Advent Sunday – our first healing service

You know what time it is, says Paul in his Letter to the Romans, how it is now the moment for you to wake from sleep. For salvation is nearer to us now than when we became believers…

Let me take two phrases from that verse: you know what time it is; and salvation is near. I want to talk about what time it is, but I’m not talking clock time, not a-quarter-to-eleven-on-a-Sunday-morning-at-the-end-of-November time; I’m talking about liturgical time. And I want to talk about salvation, and how much more it means than that you are going to go to heaven when you die. Although that, if you have been listening to today’s Gospel, is debatable, for, as Jesus says of two men working in the field, and two women grinding corn together: one will be taken and one will be left.

So what time is it? It’s Advent. Advent is both a beginning and a waiting for something to begin. What we are waiting for, of course, is Christmas. But for Christmas to be noticed, for Christmas to work, we have to prepare for it. On the outside, at the obvious level, we have to buy food and presents, and we have to put up tress and decorations, but it is what we do on the inside that really counts. Christmas is about the coming of Christ, the birth of Jesus in Bethlehem, about Emmanuel, God being here and with us in our lives. But just as the three wise men, the three kings, had to go on a  journey to discover the Christ-child, we too need to make a pilgrimage of preparation this Advent if we want to see the Christ-child on Christmas day, and not just to decorate a day off with tinsel and too much to eat.

So what does this Advent pilgrimage look like? It should balance solemnity with celebration. It begins in anticipation rather than immediate festivity, and the readings this Sunday emphasize vigilance, readiness, and the promise of God’s kingdom. Remember how, last week, we talked about the Kingdom of God, and I suggested that we each work up a vision of what the Kingdom of God might look like – a vision of a perfected you in a perfected world – well, Advent is when we start preparing ourselves to live in that kingdom: becoming that person and shaping that world. The good news is that we don’t have to do it all by our own efforts: we have a King, a little child, to lead us there. Ultimately, what is expected of us is something huge: as our psalm puts it, we are aiming at Jerusalem, built as a city that is at unity with itself; and that means both the real Jerusalem, the Holy Land of Palestine and Israel, where peace and unity seem so very distant still, but it also means the symbolic Jerusalems, both on the macro scale of human civilisation, and the micro scale of peace and unity in this city, in our communities, and in our homes. Indeed, social justice, and the tradition of Israel’s prophets, and especially John the Baptist, becomes the theme of next Sunday, the second in Advent. The third Sunday takes us through a different landscape – less public and more intimate, less penitent and more joyful, as we begin to contemplate Christ’s imminent arrival: in fact, that is the Sunday when we light the pink candle; it is known as Gaudete Sunday, gaudete being the Latin for ‘rejoice’. And finally, after ‘rejoice’ Sunday comes the last Sunday, just days before Christmas itself, when we focus on the Virgin Mary, on her response to God’s call, and on our own preparedness. To sum up, at the secular New Year on 1st January along with the feasting and fireworks we also make New Year resolutions and try to keep them. The liturgical New Year, the season of Advent, is similar but reverses the emphasis: resolutions, or repentance comes first, and although we have cause to celebrate, we are urged to live honourably and avoid drunkenness and revelling.

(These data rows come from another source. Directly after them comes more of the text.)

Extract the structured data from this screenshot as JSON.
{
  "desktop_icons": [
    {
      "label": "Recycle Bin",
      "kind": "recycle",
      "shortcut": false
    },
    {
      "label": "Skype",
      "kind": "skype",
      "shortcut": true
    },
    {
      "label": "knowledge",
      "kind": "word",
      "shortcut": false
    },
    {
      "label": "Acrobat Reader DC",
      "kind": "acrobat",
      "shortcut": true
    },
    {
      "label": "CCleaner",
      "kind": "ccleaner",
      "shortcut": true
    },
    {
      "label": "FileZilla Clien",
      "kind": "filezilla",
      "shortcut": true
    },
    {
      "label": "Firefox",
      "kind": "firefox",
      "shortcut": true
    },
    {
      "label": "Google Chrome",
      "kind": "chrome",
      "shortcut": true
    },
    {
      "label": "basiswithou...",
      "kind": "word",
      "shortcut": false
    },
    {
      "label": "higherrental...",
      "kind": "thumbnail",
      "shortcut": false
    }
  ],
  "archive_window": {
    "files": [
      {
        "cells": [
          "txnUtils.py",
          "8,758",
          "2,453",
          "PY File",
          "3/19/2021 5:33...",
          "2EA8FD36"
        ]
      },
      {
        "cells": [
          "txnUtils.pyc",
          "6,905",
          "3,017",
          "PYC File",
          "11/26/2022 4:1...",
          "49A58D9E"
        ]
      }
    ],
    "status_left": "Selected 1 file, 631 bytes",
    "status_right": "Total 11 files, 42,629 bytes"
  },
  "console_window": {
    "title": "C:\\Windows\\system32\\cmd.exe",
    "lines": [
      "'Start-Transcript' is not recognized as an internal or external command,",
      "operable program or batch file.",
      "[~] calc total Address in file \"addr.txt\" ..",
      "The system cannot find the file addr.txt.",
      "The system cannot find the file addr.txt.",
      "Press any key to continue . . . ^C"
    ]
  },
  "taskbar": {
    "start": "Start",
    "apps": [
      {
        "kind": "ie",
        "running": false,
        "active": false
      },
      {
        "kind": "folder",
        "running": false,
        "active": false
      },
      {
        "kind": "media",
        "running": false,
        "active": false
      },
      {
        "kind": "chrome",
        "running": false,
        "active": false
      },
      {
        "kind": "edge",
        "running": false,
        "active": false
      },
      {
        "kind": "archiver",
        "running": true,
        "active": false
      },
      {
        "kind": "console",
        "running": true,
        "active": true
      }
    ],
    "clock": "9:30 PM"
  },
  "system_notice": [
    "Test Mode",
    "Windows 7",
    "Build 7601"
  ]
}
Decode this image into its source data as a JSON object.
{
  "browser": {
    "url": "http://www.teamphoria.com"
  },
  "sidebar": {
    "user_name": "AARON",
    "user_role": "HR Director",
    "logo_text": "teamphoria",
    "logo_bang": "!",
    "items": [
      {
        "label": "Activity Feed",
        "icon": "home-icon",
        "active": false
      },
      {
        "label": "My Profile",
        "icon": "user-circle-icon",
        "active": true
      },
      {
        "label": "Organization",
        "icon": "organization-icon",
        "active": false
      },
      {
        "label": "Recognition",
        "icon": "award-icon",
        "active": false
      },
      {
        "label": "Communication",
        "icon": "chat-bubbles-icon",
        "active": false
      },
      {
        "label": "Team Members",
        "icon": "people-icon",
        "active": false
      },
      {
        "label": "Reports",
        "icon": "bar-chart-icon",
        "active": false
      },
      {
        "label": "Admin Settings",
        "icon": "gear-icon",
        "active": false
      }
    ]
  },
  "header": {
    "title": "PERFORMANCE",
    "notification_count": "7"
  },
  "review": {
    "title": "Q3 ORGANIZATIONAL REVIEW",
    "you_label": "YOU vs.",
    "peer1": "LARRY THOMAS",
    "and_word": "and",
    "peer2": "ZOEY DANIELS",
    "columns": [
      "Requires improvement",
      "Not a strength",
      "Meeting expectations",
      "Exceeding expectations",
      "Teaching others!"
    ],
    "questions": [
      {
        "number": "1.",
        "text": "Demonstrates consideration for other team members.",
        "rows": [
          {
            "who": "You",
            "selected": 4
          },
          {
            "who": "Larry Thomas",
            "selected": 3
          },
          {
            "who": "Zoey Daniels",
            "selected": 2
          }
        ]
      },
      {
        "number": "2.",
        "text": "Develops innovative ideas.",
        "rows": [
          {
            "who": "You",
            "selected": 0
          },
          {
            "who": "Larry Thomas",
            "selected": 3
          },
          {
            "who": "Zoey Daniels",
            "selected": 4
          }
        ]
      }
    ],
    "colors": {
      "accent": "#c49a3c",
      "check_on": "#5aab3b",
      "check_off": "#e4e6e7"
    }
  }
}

St Paul also says, in the passage from the Letter to the Romans we have just heard, that this is a time to wake from sleep, to put away the works of darkness, a time when our salvation is nearer than it is has ever been.

Salvation – we tend to connect it with the idea of getting away from hell and into heaven. But actually, the Greek word soteria means much more than that: it means both deliverance and wholeness: it encompasses notions of freedom, peace, pardon, bodily health, and well-being. It means achieving a state of shalom, both collectively and individually. Time and again those who came in contact with Jesus, those who opened themselves up to him, realised that they had been saved in all these ways: in Jesus they found an acceptance, a deliverance, and a new wholeness. After a word from Jesus, a touch, a look – they knew that they were right with God. That is the deliverance of which Paul is speaking when he says salvation is nearer to us now than when we became believers.
This is why it is appropriate for us today to hold a service of healing. In a minute I am going to ask you to come forward – those of you who want to – and I am going to pray over you and sign your foreheads with holy oil. Let us ask God to mend our brokenness and anoint us with the salve of our salvation. For we are broken in so many ways: some of us are broken in our bodies, some of us are broken in hearts, some of us are broken in our relationships – bring all your brokenness before God, and let Christ’s love touch you. And may the Lord have mercy on us all!

Oh, and to end on two practical notes: If you decide not to come forward, you are invited to sit in silent prayer for those who do, for yourself, or for anyone who comes to mind. For those of you who do come forward, can you simply tell me your name: of course I now know most of you by name, but it will just speed the proceedings up if you can remind me. It is also no bad thing if you speak your own name aloud before God; your name is a little prayer in its own right.